Stark black-and-white photography by Conrad L. Hall, ASC added a grim sense of realism to this unsettling 1967 true-crime drama.

Stephen Pizzello

For the harrowing 1967 drama In Cold Blood, Conrad L. Hall, ASC re-teamed with director Richard Brooks, with whom he had successfully collaborated on the action-packed western adventure The Professionals (1966).

A triumph on every level, the film is a devastating dramatization of Truman Capote’s 1966 true-crime “nonfiction novel,” which details the slaughter of an upstanding Kansas family by a pair of unbalanced drifters — Perry Smith (played by Robert Blake) and Dick Hickock (Scott Wilson).

“We decided to shoot in black-and-white because we wanted to make it real; we were filming in the actual locations where the various incidents in the story had taken place, including the actual murder sites, and the use of black-and-white gave the film a heightened sense of truth without making things too lurid,” Hall explained.
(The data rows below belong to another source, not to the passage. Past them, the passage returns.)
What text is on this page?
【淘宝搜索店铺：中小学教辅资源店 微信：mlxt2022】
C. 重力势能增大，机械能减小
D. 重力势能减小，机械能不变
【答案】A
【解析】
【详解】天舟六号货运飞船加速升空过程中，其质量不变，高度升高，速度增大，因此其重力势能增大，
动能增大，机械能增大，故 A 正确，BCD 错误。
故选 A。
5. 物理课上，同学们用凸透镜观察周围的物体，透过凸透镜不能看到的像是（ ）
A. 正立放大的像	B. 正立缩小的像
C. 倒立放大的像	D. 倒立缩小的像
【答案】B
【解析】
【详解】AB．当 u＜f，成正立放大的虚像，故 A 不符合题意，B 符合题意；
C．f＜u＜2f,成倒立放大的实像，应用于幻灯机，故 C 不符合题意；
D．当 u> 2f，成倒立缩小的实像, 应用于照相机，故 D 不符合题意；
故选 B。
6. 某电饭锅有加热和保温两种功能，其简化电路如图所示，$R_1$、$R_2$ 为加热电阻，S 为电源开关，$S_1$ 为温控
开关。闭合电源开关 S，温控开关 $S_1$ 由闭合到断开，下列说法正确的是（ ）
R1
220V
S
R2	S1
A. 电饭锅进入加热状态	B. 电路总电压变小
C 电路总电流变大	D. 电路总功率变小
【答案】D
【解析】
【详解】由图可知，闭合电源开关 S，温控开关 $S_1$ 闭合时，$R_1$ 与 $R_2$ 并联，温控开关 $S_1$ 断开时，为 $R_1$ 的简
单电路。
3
In the photo below, (from left) camera assistant Bobby Thomas (seated on apple box), operator (and later ASC great) Jordan Cronenweth, Brooks and Hall line up a shot while on location in Kansas, where the actual murders took place:

Hall’s work on this film earned him his third Academy Award nomination and the undying admiration of cinematography buffs, who now view In Cold Blood as a nearly flawless achievement. The film offers a dramatic mixture of careful planning and on-the-spot inspiration.

Perhaps the most famous scene in the film presents a final speech by Smith, who confides his feelings to a prison chaplain just minutes before he is executed on a rainy night. Among the many “happy accidents” Hall exploited during his career, this sequence stands alone in its brilliance. As the unemotional murderer reminisces to the chaplain about his unhappy relationship with his father, the drizzling rain outside the cell’s window is reflected onto his face, forming a river of symbolic tears (seen at the top of this page).

“It really was raining the night the two killers were hung,” Hall recalled. “The warehouse where they were hung and Death Row were two locations in which we weren’t allowed to shoot, so we had to recreate them. I wound up lighting this scene of a man about to be hanged, talking to a chaplain as rain was being created outside the window. The light from the prison yard was creating a dim, moody ambiance, and the chaplain was reading from the Bible by the light of a little desk lamp. The outside light was creating the penetration, and we used a wind machine to create some movement in the rain. But the machine blew a mist on the windowpanes, and after a certain point the mist became so heavy that it started to trail down. While I was lighting the scene, I noticed that the light from outside was shining through the water sliding down the window pane and projecting a pattern resembling tears on the face of Robert Blake’s stand-in. I brought it to Richard’s attention. In the finished scene, the acting, cinematography, direction and writing all come together to create a very memorable moment.

“People think you’re a genius for planning something like that, when in reality you were just smart enough to notice it and exploit it,” Hall related with characteristic modesty.

Capturing one of the film’s many driving scenes.

Noted John Pavlus when writing about the film for American Cinematographer:

Brooks invited this kind of serendipity through his insistence on filming at many of the locations where the real events had occurred: the convenience store where Smith and Hickock bought the rope and tape used to subdue their victims, the Clutter family; the courtroom where a jury had sentenced them to death after just 40 minutes of deliberation; and even the Clutter house itself, where, according to Capote, two individually affectless personalities merged into one capable of murdering an entire family “in cold blood.”

Brooks’ strategy has an especially eerie effect in the film’s theatrical trailer which boasts about the actors’ resemblance to their respective characters — and even superimposes their faces over those of the killers to prove the point. Brooks originally wanted Paul Newman and Steve McQueen to play the lead roles, but Blake and Wilson chillingly capture their characters’ deadened personalities and complementary moral bankruptcy in a way that two marquee stars might never have managed.

Whether it’s a top-lit close-up of Smith’s cat’s-paw bootsole or a daylight panorama of Hickock winking and hitching rides in the Nevada desert, Hall etches these figures into his widescreen frame with the crystalline detail of a fine lithograph. His daring use of practical-source lighting is evident in the first shot, as two white bus headlights bear down on the title card through a sea of inky blackness. When the two killers stage their midnight break-in at the Clutter home, Hall slashes the scene’s dread-soaked darkness with brutal hot spots from knocked-over lamps and moving flashlights. His contrast palette also mimics the story’s moral arc: sketchy details about the killers' troubled pasts initially invite audience empathy, but by the time In Cold Blood winds its way to gallows justice, Hall has transformed his exquisite gray-scale portrait into a grim black-and-white boneyard.

In Cold Blood was added to the Library of Congress’ National Film Registry in 2009.

In 2019, the film was included in the ASC’s roster of 100 Milestone Films in Cinematography of the 20th Century.